Transclude of Single-leader-followers-replication

Clients only write to the Leader, then the Leaders propagates the updates to other replicas. Clients can read from any node (Leader or Follower) If we had more readers of course we can add more followers and distribute the read load across the available followers.

Pros:

  • Very simple to Implement
  • Best for read heavy systems

Cons: A single node for writes becomes a bottle neck of the system

Before discussing the problems lets first introduce the ways of replication:

  1. Sync replication (STRONG Consistency) The Leader says OKAY to the client after replicating the data on all the followers. So any time you read the data you will get the latest update.
  2. Async replication (Eventual Consistency) The Leader says OKAY to the client after writing the data to himself, after that it starts sending the data to the followers.

Problems of using Sync way: very slow if one of the followers is really slow the whole operation will be slow too. If one of the followers is down the whole system stuck and the leader waits forever waiting for the response from that follower.

Problems of using Async way: The leader writes data to himself then failed. how the data will be propagated then to other node ? This problem happens only when the Async way is used (it’s reasonable), the leader responds to the client in SYNC way only when all replicas are updated. So when the leader fails after updating himself this will cause data loss, even after a new leader elected the updated data totally goes away as long as the prev leader is down.

What happens when the leader goes down ?

The distributed system algorithm (Paxos or Raft …) detects that and a new leader is elected from the followers.

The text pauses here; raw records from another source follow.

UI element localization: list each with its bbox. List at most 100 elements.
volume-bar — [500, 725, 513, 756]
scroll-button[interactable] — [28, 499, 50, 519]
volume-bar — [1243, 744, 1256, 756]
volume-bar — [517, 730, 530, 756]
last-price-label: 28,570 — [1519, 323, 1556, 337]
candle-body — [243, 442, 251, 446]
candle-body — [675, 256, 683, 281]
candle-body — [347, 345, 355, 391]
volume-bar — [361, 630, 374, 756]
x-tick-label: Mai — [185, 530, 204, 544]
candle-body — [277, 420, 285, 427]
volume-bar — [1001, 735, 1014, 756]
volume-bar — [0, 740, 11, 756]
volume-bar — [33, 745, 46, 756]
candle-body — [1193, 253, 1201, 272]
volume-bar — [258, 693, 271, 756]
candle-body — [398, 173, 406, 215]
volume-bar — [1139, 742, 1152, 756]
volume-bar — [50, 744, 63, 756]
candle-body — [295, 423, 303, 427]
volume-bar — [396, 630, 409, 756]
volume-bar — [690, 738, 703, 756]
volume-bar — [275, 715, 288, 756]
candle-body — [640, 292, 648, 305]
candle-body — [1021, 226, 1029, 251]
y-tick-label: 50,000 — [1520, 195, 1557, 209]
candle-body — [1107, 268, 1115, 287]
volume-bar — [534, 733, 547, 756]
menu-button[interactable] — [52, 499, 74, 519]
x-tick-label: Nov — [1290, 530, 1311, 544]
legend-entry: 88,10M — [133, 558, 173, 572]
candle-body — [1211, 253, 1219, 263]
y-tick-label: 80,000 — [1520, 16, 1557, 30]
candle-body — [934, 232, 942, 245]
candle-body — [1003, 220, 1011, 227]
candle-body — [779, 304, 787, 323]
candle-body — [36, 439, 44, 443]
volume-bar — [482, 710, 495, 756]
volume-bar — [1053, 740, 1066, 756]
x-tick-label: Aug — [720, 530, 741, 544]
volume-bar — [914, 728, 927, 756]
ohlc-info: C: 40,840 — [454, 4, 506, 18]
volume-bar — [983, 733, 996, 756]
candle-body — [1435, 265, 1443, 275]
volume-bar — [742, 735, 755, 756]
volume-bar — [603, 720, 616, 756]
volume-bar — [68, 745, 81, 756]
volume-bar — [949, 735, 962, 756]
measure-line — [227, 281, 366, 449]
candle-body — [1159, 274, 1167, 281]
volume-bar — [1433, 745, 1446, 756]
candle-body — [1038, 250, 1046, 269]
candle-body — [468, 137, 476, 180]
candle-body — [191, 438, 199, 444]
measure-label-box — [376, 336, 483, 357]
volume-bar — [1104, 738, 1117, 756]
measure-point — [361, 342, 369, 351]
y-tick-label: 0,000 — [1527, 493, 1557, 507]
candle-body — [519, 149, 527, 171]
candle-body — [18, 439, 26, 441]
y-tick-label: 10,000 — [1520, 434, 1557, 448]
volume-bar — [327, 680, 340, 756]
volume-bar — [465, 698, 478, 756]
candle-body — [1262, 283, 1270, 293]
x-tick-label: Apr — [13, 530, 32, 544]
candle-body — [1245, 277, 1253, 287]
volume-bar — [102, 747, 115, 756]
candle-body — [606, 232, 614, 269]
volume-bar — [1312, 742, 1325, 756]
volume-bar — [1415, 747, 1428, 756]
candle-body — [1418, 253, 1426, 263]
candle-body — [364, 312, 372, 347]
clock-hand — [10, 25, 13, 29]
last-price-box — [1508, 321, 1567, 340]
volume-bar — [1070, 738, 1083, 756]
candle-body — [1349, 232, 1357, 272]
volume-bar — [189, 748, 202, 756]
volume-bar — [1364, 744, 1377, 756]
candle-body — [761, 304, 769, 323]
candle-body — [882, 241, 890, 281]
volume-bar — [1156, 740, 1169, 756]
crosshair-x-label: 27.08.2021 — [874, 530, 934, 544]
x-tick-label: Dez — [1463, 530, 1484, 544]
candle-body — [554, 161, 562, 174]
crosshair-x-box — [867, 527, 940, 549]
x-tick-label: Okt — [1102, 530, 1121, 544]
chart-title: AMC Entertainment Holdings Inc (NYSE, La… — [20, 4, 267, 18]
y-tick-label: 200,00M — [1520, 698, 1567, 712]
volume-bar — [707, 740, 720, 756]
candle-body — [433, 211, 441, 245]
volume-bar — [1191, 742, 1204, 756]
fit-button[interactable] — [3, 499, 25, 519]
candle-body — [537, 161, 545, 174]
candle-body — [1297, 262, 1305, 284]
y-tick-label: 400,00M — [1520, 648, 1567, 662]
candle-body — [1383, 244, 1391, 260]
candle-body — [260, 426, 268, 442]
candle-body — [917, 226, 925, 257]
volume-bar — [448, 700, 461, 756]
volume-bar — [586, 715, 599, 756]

Another problem is about inconsistency, user read from different replicas may see inconsistent data maybe because the leader goes down before update the replicas or the replicas still not updated yet. (It’s async so there may be some delay)

Which replication way is used ?

leader-based replication is configured to be completely asynchronous.

There are different methods or algorithms used for data replication:

  1. SBR statement based replication
  2. WAL write ahead log
  3. logical replication (row-based)

SBR (MySql) update yourself, write the sql query to the log file and use this logs to update the other nodes by running the same sql query. Simple implementation best used for heavy read systems Cons: causes inconsistencies (Update Task Set Created_At = GETDATE()) this query has different results on the different machiens.

WAL (Postgres, Oracle) write the transaction result (the result itself not any thing else) to a transactional log file and write the log file into disk then update your self, and send this log file to replicas. (take care the log file first need to confirmed written into the disk before the leader even can update himself) That saves the case when the leader goes down, if the leader writes the results into the logs then died, he will reapply them when come back just copying the results into the desk . if not write anything on the logs file, no problem at all (no data corruption).

somehow difficult to implement compared to SBR No sql queries to be executed on replicas just copying the actual data from the logs file into their disks.

To summarize: Unlike SBR, WAL maintains transactional logs instead of SQL statements in a log file, ensuring consistency when dealing with nondeterministic functions. Writing to disk also aids in recovery in case of crash failures. The drawback of WAL is its tight coupling with the inner structure of the database engine, making software upgrades on the leader and followers complicated.

Logical: Unlike WAL, Instead of replicating the actual physical changes made to the database, this approach captures the operations in a logical format and then executes them on secondary nodes.

If an insert or update happens to the leader, the affected row with all its columns values will be captured and applied to the secondary nodes.